Utah Code Ann. § 13-8-1(1)(b) (1999).
¶ 18 Transcontinental focuses on the phrase "agreement . . . requiring the promisor to insure" and argues that section 13-8-1 voids any agreement requiring one party in a construction contract to purchase insurance that covers liability stemming from the other party's negligence. Id. We disagree with Transcontinental's interpretation and conclude that the plain meaning of the statute voids only agreements requiring one party in a construction contract to personally insure against liability stemming from the other party's negligence. See Zettel v. Paschen Contractors, 427 N.E.2d 189, 191 (Ill.App.Ct. 1981) ("An agreement to obtain insurance is not an agreement of insurance; a person promising to obtain insurance does not by that promise become an insurer. . . ."); cf. Pickhover v. Smith's Mgmt. Corp., 771 P.2d 665, 669 (Utah Ct.App. 1989) ("An agreement to purchase insurance does not make the party agreeing to provide the insurance an indemnitor."); Brzeczek v. Standard Oil Co., 447 N.E.2d 760, 764 (Ohio Ct.App. 1982) (concluding that agreement to procure insurance is not against public policy because parties were not trying to exempt themselves from liability, but merely allocating the cost of procuring insurance from a third party).
¶ 19 In this case, the insurance provision of the subcontract agreement requires BT Gallegos to procure insurance and to name Meadow Valley as an additional insured.
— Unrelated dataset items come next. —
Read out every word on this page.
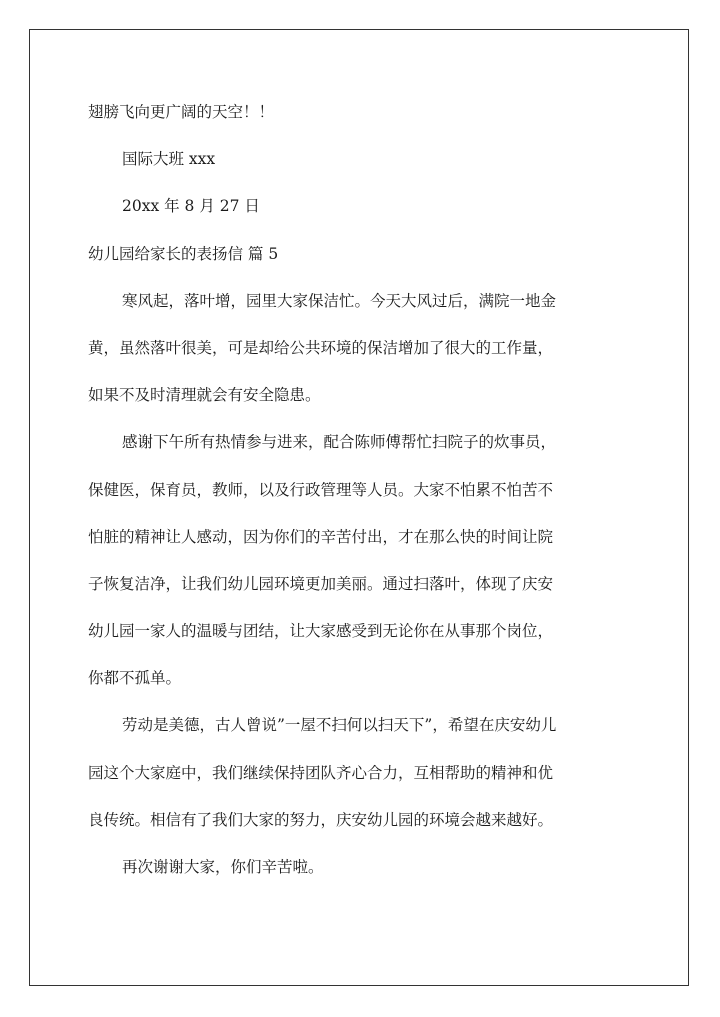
翅膀飞向更广阔的天空！！
国际大班 xxx
20xx 年 8 月 27 日
幼儿园给家长的表扬信 篇 5
寒风起，落叶增，园里大家保洁忙。今天大风过后，满院一地金
黄，虽然落叶很美，可是却给公共环境的保洁增加了很大的工作量，
如果不及时清理就会有安全隐患。
感谢下午所有热情参与进来，配合陈师傅帮忙扫院子的炊事员，
保健医，保育员，教师，以及行政管理等人员。大家不怕累不怕苦不
怕脏的精神让人感动，因为你们的辛苦付出，才在那么快的时间让院
子恢复洁净，让我们幼儿园环境更加美丽。通过扫落叶，体现了庆安
幼儿园一家人的温暖与团结，让大家感受到无论你在从事那个岗位，
你都不孤单。
劳动是美德，古人曾说”一屋不扫何以扫天下”，希望在庆安幼儿
园这个大家庭中，我们继续保持团队齐心合力，互相帮助的精神和优
良传统。相信有了我们大家的努力，庆安幼儿园的环境会越来越好。
再次谢谢大家，你们辛苦啦。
The provision does not, however, require BT Gallegos to personally insure or indemnify Meadow Valley for liability arising out of Meadow Valley's own negligence. Therefore, the insurance provision of the subcontract agreement does not violate section 13-8-1.
¶ 20 The trial court correctly ruled that the policy requires Transcontinental to provide coverage, investigate, defend, and indemnify Meadow Valley. Furthermore, section 13-8-1 does not prohibit BT Gallegos from purchasing insurance that will insure Meadow Valley for its own negligence.
¶ 21 Accordingly, we affirm.
Russell W. Bench, Judge.
¶ 22 WE CONCUR: Pamela T. Greenwood, Presiding Judge and James Z. Davis, Judge.